Meepo supports these eight checkpoints:

  1. before_draft: before a lane drafts a proposed transition.
  2. after_context_assembly: after context is assembled and before approval text is finalized.
  3. before_approval_request: before asking for approval.
  4. after_approval_received: immediately after approval is recorded and bound to packet hashes.
  5. before_execution_submit: before any executor, publish adapter, or mutation lane receives work.
  6. after_execution_result: after bounded execution returns evidence, before state is trusted.
  7. before_state_commit: before writing durable state such as settings, ledgers, or memory.
  8. after_validation: after validation evidence is checked and before final status is promoted.

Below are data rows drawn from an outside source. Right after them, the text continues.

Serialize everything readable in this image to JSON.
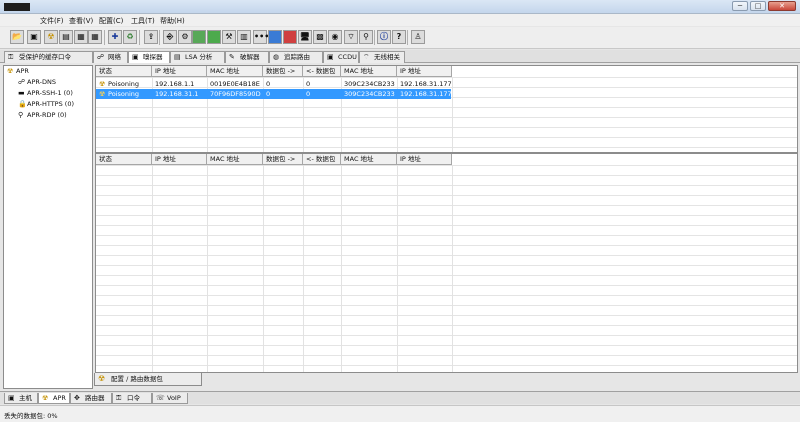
{
  "window": {
    "title": "",
    "controls": {
      "minimize": "─",
      "maximize": "□",
      "close": "✕"
    }
  },
  "menu": [
    "文件(F)",
    "查看(V)",
    "配置(C)",
    "工具(T)",
    "帮助(H)"
  ],
  "tabs": [
    {
      "label": "受保护的缓存口令",
      "icon": "key-icon"
    },
    {
      "label": "网络",
      "icon": "network-icon"
    },
    {
      "label": "嗅探器",
      "icon": "sniffer-icon"
    },
    {
      "label": "LSA 分析",
      "icon": "lsa-icon"
    },
    {
      "label": "破解器",
      "icon": "cracker-icon"
    },
    {
      "label": "追踪路由",
      "icon": "traceroute-icon"
    },
    {
      "label": "CCDU",
      "icon": "ccdu-icon"
    },
    {
      "label": "无线相关",
      "icon": "wireless-icon"
    }
  ],
  "tree": {
    "root": "APR",
    "children": [
      "APR-DNS",
      "APR-SSH-1 (0)",
      "APR-HTTPS (0)",
      "APR-RDP (0)"
    ]
  },
  "top_grid": {
    "columns": [
      "状态",
      "IP 地址",
      "MAC 地址",
      "数据包 ->",
      "<- 数据包",
      "MAC 地址",
      "IP 地址"
    ],
    "rows": [
      {
        "status": "Poisoning",
        "ip1": "192.168.1.1",
        "mac1": "0019E0E4B18E",
        "pkt_out": "0",
        "pkt_in": "0",
        "mac2": "309C234CB233",
        "ip2": "192.168.31.177",
        "selected": false
      },
      {
        "status": "Poisoning",
        "ip1": "192.168.31.1",
        "mac1": "70F96DF8590D",
        "pkt_out": "0",
        "pkt_in": "0",
        "mac2": "309C234CB233",
        "ip2": "192.168.31.177",
        "selected": true
      }
    ]
  },
  "bottom_grid": {
    "columns": [
      "状态",
      "IP 地址",
      "MAC 地址",
      "数据包 ->",
      "<- 数据包",
      "MAC 地址",
      "IP 地址"
    ]
  },
  "bottom_tab": "配置 / 路由数据包",
  "lower_tabs": [
    "主机",
    "APR",
    "路由器",
    "口令",
    "VoIP"
  ],
  "status": {
    "text": "丢失的数据包:  0%"
  },
  "colors": {
    "selection": "#3399ff",
    "poison_icon": "#d4a000"
  }
}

Unknown checkpoints fail closed.

Adapter Pattern

Meepo stays lane-neutral. Lane adapters translate local lane state into a normalized TransitionPacket.

Reusable concepts:

  • TransitionSubject: lane, subject id, target, action, and identity.
  • TransitionCheckpoint: the lifecycle boundary being checked.
  • TransitionPacket: the approval-scoped transition artifact.
  • TransitionContextHash: hashes for policy, context, mutation, posture, rollback, validation, authority, and output boundary.
  • TransitionRevalidationResult: the checkpoint decision.
  • TransitionAdapter: a lane normalizer that builds packets and current contexts.
  • TransitionAuditEvent: append-only audit event data.

Adapters own lane vocabulary. Meepo owns comparison, result states, artifacts, and audit. Meepo does not execute Roshan, publish Naga packets, mutate Rubick settings directly, write LifeVault memory, plan work, route requests, evaluate policy from scratch, or manage approvals.

Result States

Meepo returns:

  • consistent
  • stale_approval
  • context_changed
  • target_changed
  • policy_changed
  • runtime_posture_changed
  • rollback_invalid
  • validation_plan_changed
  • authority_changed
  • output_out_of_bounds
  • fail_closed

Concise renderers should use messages such as:

  • "Meepo revalidated this transition. Approval still matches current state."
  • "Meepo blocked this transition because the target changed after approval."
  • "Meepo blocked this transition because the expected output left the approved boundary."
  • "Meepo blocked this transition because policy changed after approval."

Raw or evidence mode may expose packet ids and hashes.

Current Status

Rubick apply is implemented. Rubick settings changes create Meepo packets at proposal time, bind approval ids after approval, and revalidate before snapshot mutation.

Roshan, Naga-Siren, and memory promotion adapters are scaffolded and experimental. They can create normalized packets and perform read-only revalidation tests, but this pass does not execute Roshan, publish Naga content, or write memory.

Future Tinker integration should use the same adapter pattern for development and mutation lanes without redesigning Meepo.